Решительно не понимаю, как можно было вынести это пятилетнее безрассудство перелетных птиц — кому угодно, им, мне, который два года до часа ноль прожил под знаком поначалу несмелой, а потом стремительно нарастающей, грозящей удушьем влюбленности в высокую белокурую женщину, под конец был готов рискнуть собственным браком, и как-то вечером в гостях у Анны так смехотворно, долго и благоговейно, стоя в ванной, вертел между пальцев тампон, словно возжелав проникнуть сквозь его пластиковую оболочку и занять место рулевого в одноместной подводной лодке. Кровавые потоки, как рассказывал Шпербер — правда, по другому поводу. Говорят, однажды приключилась дуэль между двумя временщиками (номера 38 и 47, мне неизвестные), вскоре после моего последнего визита в Женеву, фарсовая дуэль на пистолетах, поскольку дальность полета пули ограничивалась полутора метрами, так что невозможно стрелять, не подвергаясь опасности быть застреленным, разве что застигнешь противника пьяным, спящим или из засады.Открытая засада(«Бюллетень № 6») — это, конечно, наиболее элегантный способ, когда манекен у тебя под боком, неожиданно вскидывая руку, выстреливает в упор. Нужно только уметь сохранять неподвижность и хорошо замаскироваться.
— Ровно 12:47. Как вы вовремя! — говорю я Борису с Анной, которые якобы случайно стоят перед кондитерской спина к спине.
-— Мы ждем тебя не первый год, — отзывается Анна.
И вторично я мог бы их не узнать. Теперь они чересчур соответствуют моим представлениям о хроноходах: летний вариант элегантной походной экипировки в хаки-палево-камышовых тонах и изящные черные рюкзаки компактно-набитого вида, быть может, с каким-то спецснаряжением, разработанным в последние годы в ЦЕРНе. И у Бориса, и у Анны на каждой руке только одни часы — я поразился такому экстравагантному легкомыслию, пока не догадался, что вместе получаются четыре возможности триангуляции. При условии, что они не расстаются. Современность Анны, чужое, волнующее, пронзительное присутствие. Когда мы хотим на ходу поговорить, я пристыковываюсь к их паре исключительно со стороны Бориса. Нарушения беседы, резкий обрыв звука и противное выныривание его из ниоткуда, возникающие, когда невнимательный индивид подключается к хроносоюзу, — это все моя вина. Два с половиной года одиночества превратили меня в полного неумеху (если б только это!). Я путаюсь в собственных ногах, налетаю на безвременную светловолосую девочку, которая в отместку размазывает мне по животу шарик клубничного мороженого, перед тем как упасть без сил головой вниз, но я быстро подхватываю ее под мышки, чтоб она не сломала себе шею. При следующем РЫВКЕ.
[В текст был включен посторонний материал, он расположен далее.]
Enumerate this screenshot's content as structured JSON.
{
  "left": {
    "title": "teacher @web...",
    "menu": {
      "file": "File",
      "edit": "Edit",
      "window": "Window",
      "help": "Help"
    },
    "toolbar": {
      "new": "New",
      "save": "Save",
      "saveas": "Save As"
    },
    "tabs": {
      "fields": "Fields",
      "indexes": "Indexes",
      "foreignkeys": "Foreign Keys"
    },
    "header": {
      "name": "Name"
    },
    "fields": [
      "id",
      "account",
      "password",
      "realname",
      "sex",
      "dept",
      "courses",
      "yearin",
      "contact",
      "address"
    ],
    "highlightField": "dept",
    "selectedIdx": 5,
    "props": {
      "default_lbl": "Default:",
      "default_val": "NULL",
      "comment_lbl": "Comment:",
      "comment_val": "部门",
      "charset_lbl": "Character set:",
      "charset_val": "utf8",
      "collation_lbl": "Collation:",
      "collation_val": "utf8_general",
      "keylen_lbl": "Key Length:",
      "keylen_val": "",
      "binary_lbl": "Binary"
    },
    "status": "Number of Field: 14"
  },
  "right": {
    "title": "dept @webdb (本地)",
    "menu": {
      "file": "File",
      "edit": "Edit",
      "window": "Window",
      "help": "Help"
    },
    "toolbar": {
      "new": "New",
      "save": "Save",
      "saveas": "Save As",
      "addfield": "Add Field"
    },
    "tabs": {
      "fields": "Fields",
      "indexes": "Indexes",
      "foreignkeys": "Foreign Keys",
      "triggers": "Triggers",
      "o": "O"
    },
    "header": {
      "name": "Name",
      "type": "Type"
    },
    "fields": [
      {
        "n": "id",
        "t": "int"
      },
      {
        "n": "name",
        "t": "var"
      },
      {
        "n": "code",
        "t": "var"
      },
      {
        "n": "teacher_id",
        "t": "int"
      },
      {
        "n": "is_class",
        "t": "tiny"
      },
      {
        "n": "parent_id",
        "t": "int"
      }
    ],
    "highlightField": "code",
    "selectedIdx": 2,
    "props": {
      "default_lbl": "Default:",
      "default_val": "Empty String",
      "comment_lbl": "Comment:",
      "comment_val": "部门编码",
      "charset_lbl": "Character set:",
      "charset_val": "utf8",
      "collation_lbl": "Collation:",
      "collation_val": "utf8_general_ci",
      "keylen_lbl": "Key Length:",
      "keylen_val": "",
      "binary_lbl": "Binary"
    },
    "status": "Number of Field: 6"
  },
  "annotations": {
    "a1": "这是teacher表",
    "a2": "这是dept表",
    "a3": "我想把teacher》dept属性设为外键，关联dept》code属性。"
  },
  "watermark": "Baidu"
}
— Неужели можно опять верить? — говорит Борис почти мне в ухо.
Откинутая крышка люка, лаз во внезапно возможное будущее, куда поместится весь окоченевший мир целиком. Важнейшие последствия РЫВКА мы единодушно признали еще вчера.
Первое: Все продолжается как было.
Второе: Ничто не осталось как прежде.
Борис и Анна обедали в саду венского ресторана, когда вдруг у официанта слева брызнуло из бутылки вино «Грюнер Вельтлинер», плющ на стене дрогнул, голубь-мобиль над столом, качнувшись, немного пролетел, и голоса посетителей тоже создали нечто вроде акустического взмаха крыла, когда сквозь серый, в пятилетней пыли покров тишины проступило великолепное, как веер павлиньего хвоста, многоцветье первой, второй, третьей секунды.